After the mistakes
A case for lists and revisitation.
by Trey Nosrac
“Without reflection, we go blindly on our way, creating more unintended consequences and failing to achieve anything useful.”
Last year, you may have done something like this: you headed to the yearling sales with a list of possibilities, knowing that many would go over your fiscal cliff. In my case, I typed up a list of 20 yearlings heading into the sales ring. Not included on my list were the apparent sales toppers. I folded the paper and stuffed it into my sales catalog. I imagine many of you folded corners in your catalog or created tabs to links on your iPads.
Last fall, I did not come home with any yearlings on my list, but I kept my list. Now that we are deep into the summer of 2022, most 2-year-old horses have qualified. I pull out my list, always curious to learn which ones made it to the races and whether they raced well or marginally.
The point of this exercise is not to tear my hair out for passing on a good prospect or to sigh in relief that I did not buy one I liked – the point is to try to improve. (BTW, only five of my 20 appear to be decent choices, 15, not so much. Only one of the 20 on my list looks to be a stakes performer). I did this post-game analysis to better prepare for this year’s yearling sales. Plus, it is fun.
You always remember how the yearling you bought turned out, but it is easy to lose track of the yearlings you had an interest in but did not purchase. You don’t learn much by simply rushing into the next game. Failing to reflect on the water over the dam is human nature. Most of us want to get to the next fishing spot. But looking back at our paths not taken in the sales arena is simple, fun, and does not cost a dime. Revisiting the performance of yearlings we favored but did not purchase gives us a chance to test our pet theories and admit what we did wrong.
We all have biases. For example, maybe you could never vote for a political candidate who wears an oversized cowboy hat, or you would not eat a dinner of fried insects, but you may be wrong. Abe Lincoln wore a ridiculous hat, and the scientific investigation reveals that insect diets are healthy, economical, tasty, and sustainable. In reflection, we can, occasionally, overcome our prejudices.
Everyone has different methods and ideas about selecting yearlings — favorite stallions, female families, birth order, etc. Buyers can be scientific, lean into data, or have a feeling in their gut about a yearling. Some of us use theories that others consider dubious at best and may make experts shudder. Many of us find debating these differing valuation concepts an enjoyable part of the process.
As laughable as it may seem, searching for the yearling’s family’s sales results and minimizing the on-track earnings is one of my biases. In other words, regardless of recent racing results, maybe three or more flops in a row from a mare, I feel a horse in this family is about to pop, and at one time, intelligent people saw some value.

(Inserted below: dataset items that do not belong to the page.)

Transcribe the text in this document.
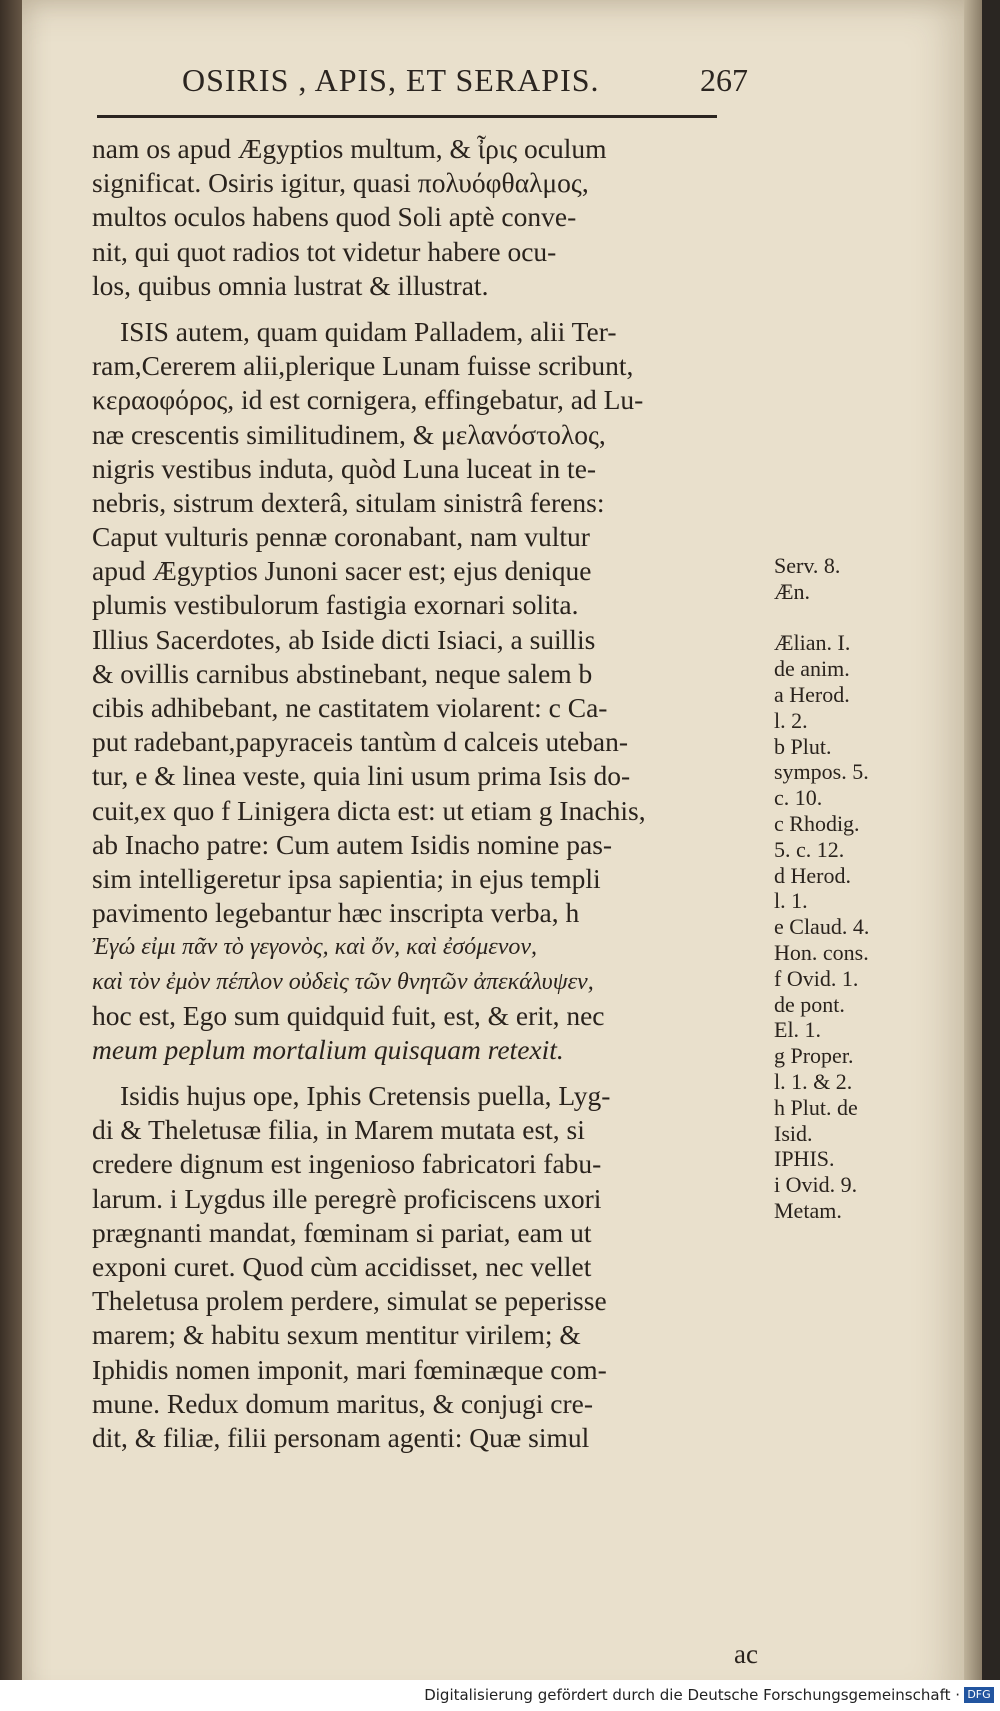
OSIRIS , APIS, ET SERAPIS.	267
nam os apud Ægyptios multum, & ἶρις oculum
significat. Osiris igitur, quasi πολυόφθαλμος,
multos oculos habens quod Soli aptè conve-
nit, qui quot radios tot videtur habere ocu-
los, quibus omnia lustrat & illustrat.
ISIS autem, quam quidam Palladem, alii Ter-
ram,Cererem alii,plerique Lunam fuisse scribunt,
κεραοφόρος, id est cornigera, effingebatur, ad Lu-
næ crescentis similitudinem, & μελανόστολος,
nigris vestibus induta, quòd Luna luceat in te-
nebris, sistrum dexterâ, situlam sinistrâ ferens:
Caput vulturis pennæ coronabant, nam vultur
apud Ægyptios Junoni sacer est; ejus denique
plumis vestibulorum fastigia exornari solita.
Illius Sacerdotes, ab Iside dicti Isiaci, a suillis
& ovillis carnibus abstinebant, neque salem b
cibis adhibebant, ne castitatem violarent: c Ca-
put radebant,papyraceis tantùm d calceis uteban-
tur, e & linea veste, quia lini usum prima Isis do-
cuit,ex quo f Linigera dicta est: ut etiam g Inachis,
ab Inacho patre: Cum autem Isidis nomine pas-
sim intelligeretur ipsa sapientia; in ejus templi
pavimento legebantur hæc inscripta verba, h
Ἐγώ εἰμι πᾶν τὸ γεγονὸς, καὶ ὄν, καὶ ἐσόμενον,
καὶ τὸν ἐμὸν πέπλον οὐδεὶς τῶν θνητῶν ἀπεκάλυψεν,
hoc est, Ego sum quidquid fuit, est, & erit, nec
meum peplum mortalium quisquam retexit.
Isidis hujus ope, Iphis Cretensis puella, Lyg-
di & Theletusæ filia, in Marem mutata est, si
credere dignum est ingenioso fabricatori fabu-
larum. i Lygdus ille peregrè proficiscens uxori
prægnanti mandat, fœminam si pariat, eam ut
exponi curet. Quod cùm accidisset, nec vellet
Theletusa prolem perdere, simulat se peperisse
marem; & habitu sexum mentitur virilem; &
Iphidis nomen imponit, mari fœminæque com-
mune. Redux domum maritus, & conjugi cre-
dit, & filiæ, filii personam agenti: Quæ simul
Serv. 8.
Æn.

Ælian. I.
de anim.
a Herod.
l. 2.
b Plut.
sympos. 5.
c. 10.
c Rhodig.
5. c. 12.
d Herod.
l. 1.
e Claud. 4.
Hon. cons.
f Ovid. 1.
de pont.
El. 1.
g Proper.
l. 1. & 2.
h Plut. de
Isid.
IPHIS.
i Ovid. 9.
Metam.
ac
Digitalisierung gefördert durch die Deutsche Forschungsgemeinschaft · DFG
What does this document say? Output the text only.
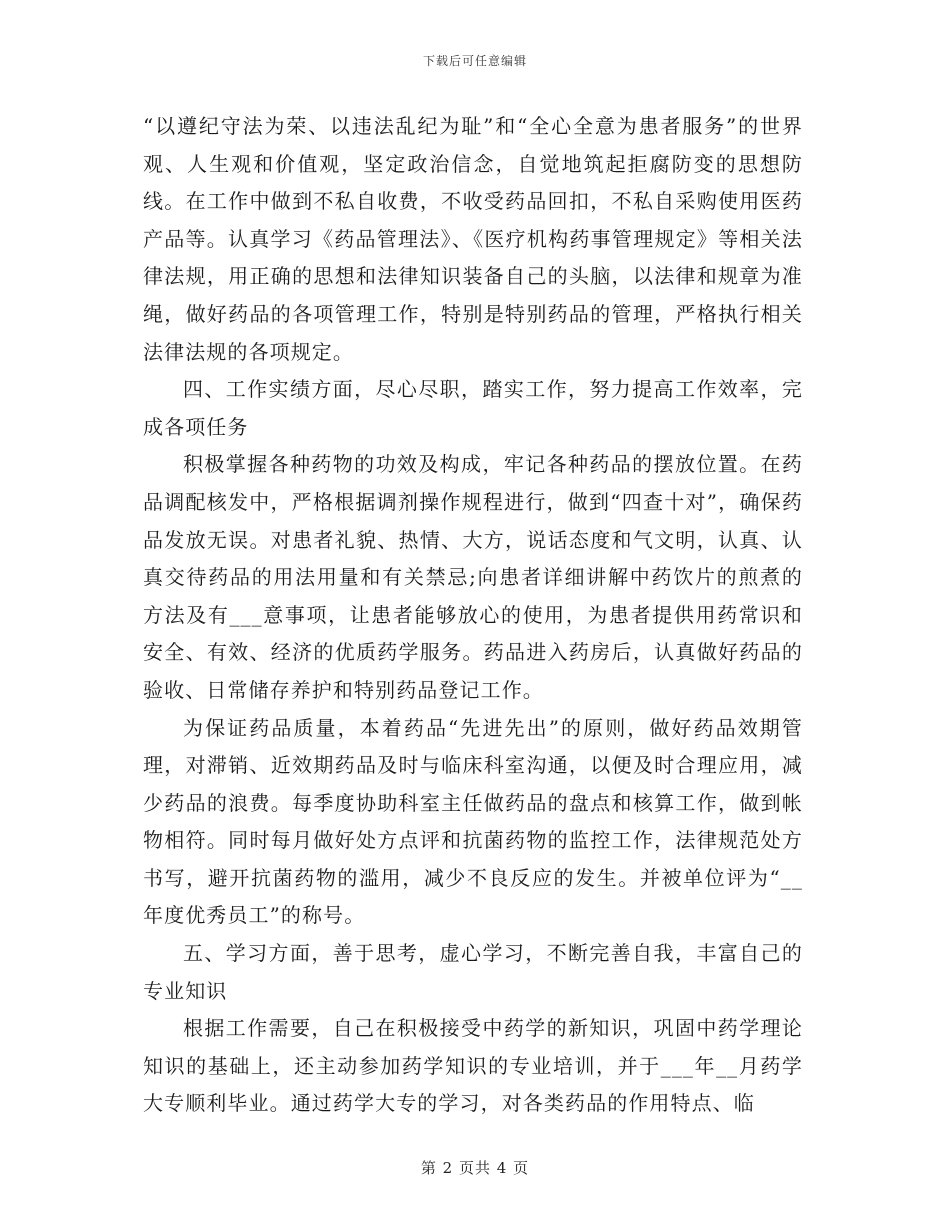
下载后可任意编辑

“以遵纪守法为荣、以违法乱纪为耻”和“全心全意为患者服务”的世界观、人生观和价值观，坚定政治信念，自觉地筑起拒腐防变的思想防线。在工作中做到不私自收费，不收受药品回扣，不私自采购使用医药产品等。认真学习《药品管理法》、《医疗机构药事管理规定》等相关法律法规，用正确的思想和法律知识装备自己的头脑，以法律和规章为准绳，做好药品的各项管理工作，特别是特别药品的管理，严格执行相关法律法规的各项规定。

四、工作实绩方面，尽心尽职，踏实工作，努力提高工作效率，完成各项任务

积极掌握各种药物的功效及构成，牢记各种药品的摆放位置。在药品调配核发中，严格根据调剂操作规程进行，做到“四查十对”，确保药品发放无误。对患者礼貌、热情、大方，说话态度和气文明，认真、认真交待药品的用法用量和有关禁忌;向患者详细讲解中药饮片的煎煮的方法及有___意事项，让患者能够放心的使用，为患者提供用药常识和安全、有效、经济的优质药学服务。药品进入药房后，认真做好药品的验收、日常储存养护和特别药品登记工作。

为保证药品质量，本着药品“先进先出”的原则，做好药品效期管理，对滞销、近效期药品及时与临床科室沟通，以便及时合理应用，减少药品的浪费。每季度协助科室主任做药品的盘点和核算工作，做到帐物相符。同时每月做好处方点评和抗菌药物的监控工作，法律规范处方书写，避开抗菌药物的滥用，减少不良反应的发生。并被单位评为“__年度优秀员工”的称号。

五、学习方面，善于思考，虚心学习，不断完善自我，丰富自己的专业知识

根据工作需要，自己在积极接受中药学的新知识，巩固中药学理论知识的基础上，还主动参加药学知识的专业培训，并于___年__月药学大专顺利毕业。通过药学大专的学习，对各类药品的作用特点、临

第 2 页共 4 页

Another theory, foals born after mid-May are automatic outs for many bidders. They are in for me. There may be scientific data on the late foal issue that supports or refutes this theory, but I have yet to find it.
And bidding on a yearling with three or more white feet is usually a no-go for me. However, theories should not be iron clad. Last year, for one of the first times, a yearling that appealed to me had three white feet that climbed almost up to her knees, and this filly made my list of possibilities.

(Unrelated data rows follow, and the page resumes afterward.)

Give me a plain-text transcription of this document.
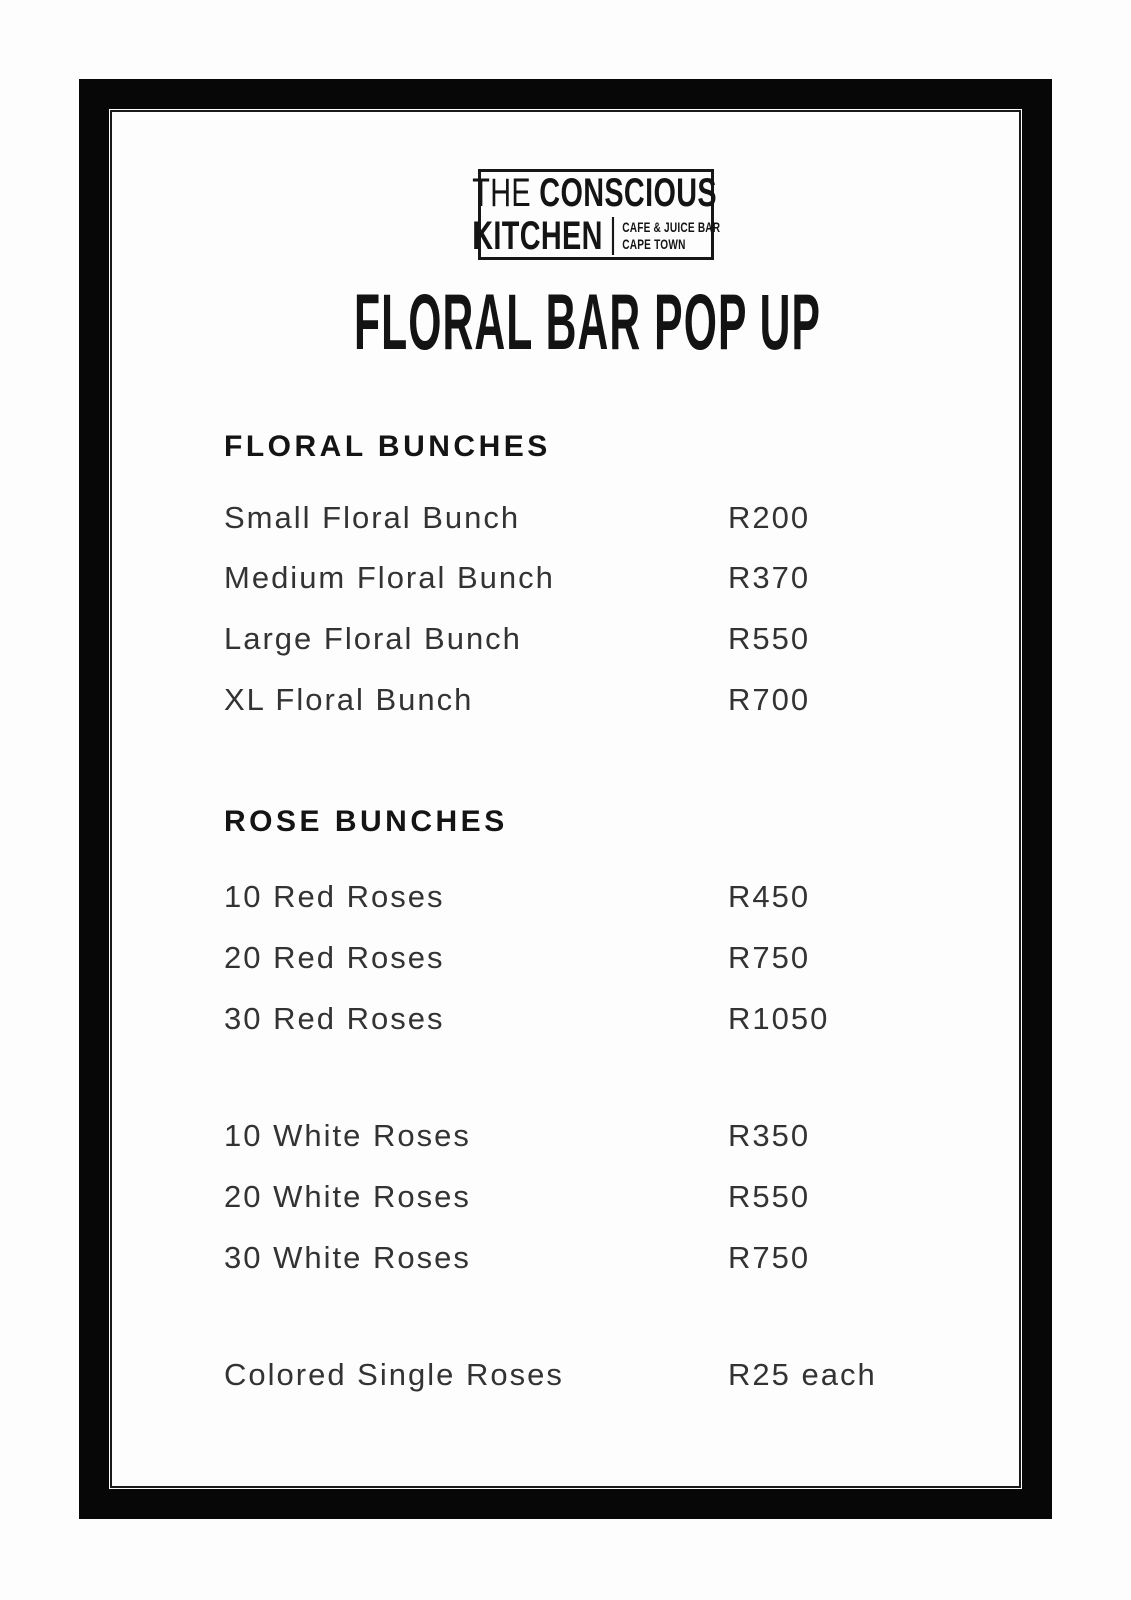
THE CONSCIOUS
KITCHEN CAFE & JUICE BAR
CAPE TOWN
FLORAL BAR POP UP
FLORAL BUNCHES
Small Floral Bunch	R200
Medium Floral Bunch	R370
Large Floral Bunch	R550
XL Floral Bunch	R700
ROSE BUNCHES
10 Red Roses	R450
20 Red Roses	R750
30 Red Roses	R1050
10 White Roses	R350
20 White Roses	R550
30 White Roses	R750
Colored Single Roses	R25 each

Yearlings from stallions with four or five crops on the ground and have fallen out of favor always get a good hard look from me. Who cares if they may not be the hottest ticket in town, a fading star can be a good value, and I will gladly ride the caboose to glory.
Keep your lists. Looking back on last season’s list gives an opportunity, at no cost, to find if your theories are validated or nullified. Reflecting on roads not taken is fun, accessible, and instructive.
Here are some lessons learned from last year’s list of horses I did not buy: My percentage of one stake horse out of 20 yearlings is not very good, and that filly with three white feet is racing nicely.
Picking yearlings is not a perfect science, but it is addictive and intriguing. Reflection is good.
My list for this year is under construction, and I will archive the list for next year.